E’ stato un “black friday” per Federico Gaio, ma in questo caso non c’entrano gli sconti speciali. Nero perché il 28enne tennista di Faenza ha visto terminare la sua avventura sia in singolare che in doppio nello Sparkasse Challenger Val Gardena Südtirol”, Challenger Atp con un montepremi di 44.820 euro (cemento indoor) in corso ad Ortisei.

Nel tabellone individuale, dopo l’esordio vincente sul pugliese Andrea Pellegrino e il successo al secondo turno per 6-4 7-5 sul turco Altug Celikbilek, proveniente dalle qualificazioni, il giocatore allenato da coach Daniele Silvestre, numero 139 del ranking mondiale e sesta testa di serie, è stato stoppato nei quarti di finale dal russo Aslan Karatsev, numero 111 della classifica ATP e terzo favorito del seeding: 76(3) 63 il punteggio, in un’ora e 41 minuti di gioco.

Il romagnolo parte bene, procurandosi una palla break già nel secondo gioco, break che arriva poi al quarto game. Il 28enne di Faenza è perfetto al servizio fino al 5-2, però lì il russo alza il livello in risposta e sul 3-5 piazza il contro-break. È dunque il tie-break a decidere la prima frazione: Karatsev fa i primi quattro punti e non si lascia sfuggire il set. Nel secondo parziale Federio si procura due palle break nel quinto game, ma non riesce a togliere il servizio al rivale, che nel gioco successivo, quello più lungo dell’intero match, converte la settima palla break per il 4-2. È l’allungo decisivo anche se Gaio lotta fino all’ultima palla. 

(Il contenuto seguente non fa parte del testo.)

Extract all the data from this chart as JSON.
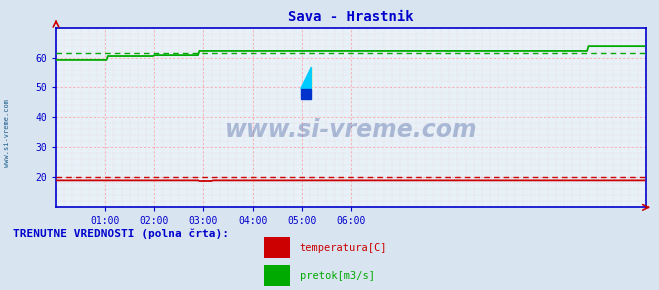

In serata è poi arrivata anche l‘eliminazione in doppio, in semifinale, per la coppia tutta romagnola formata da Francesco Forti e Federico Gaio: dopo l’affermazione all’esordio per 6-1 6-4 su Maestrelli-Nardi (wild card) e il successo in rimonta sui polacchi Drzewiecki-Walkow, terza testa di serie, per 6-7 (5) 6-4 10-6, nel match che valeva l’ingresso in finale il faentino e il 21enne di Cesenatico tesserato per il Circolo Tennis Massa Lombarda hanno ceduto 76(3) 61 al tedesco Andre Begemann e al francese Albano Olivetti, numero 1 del tabellone.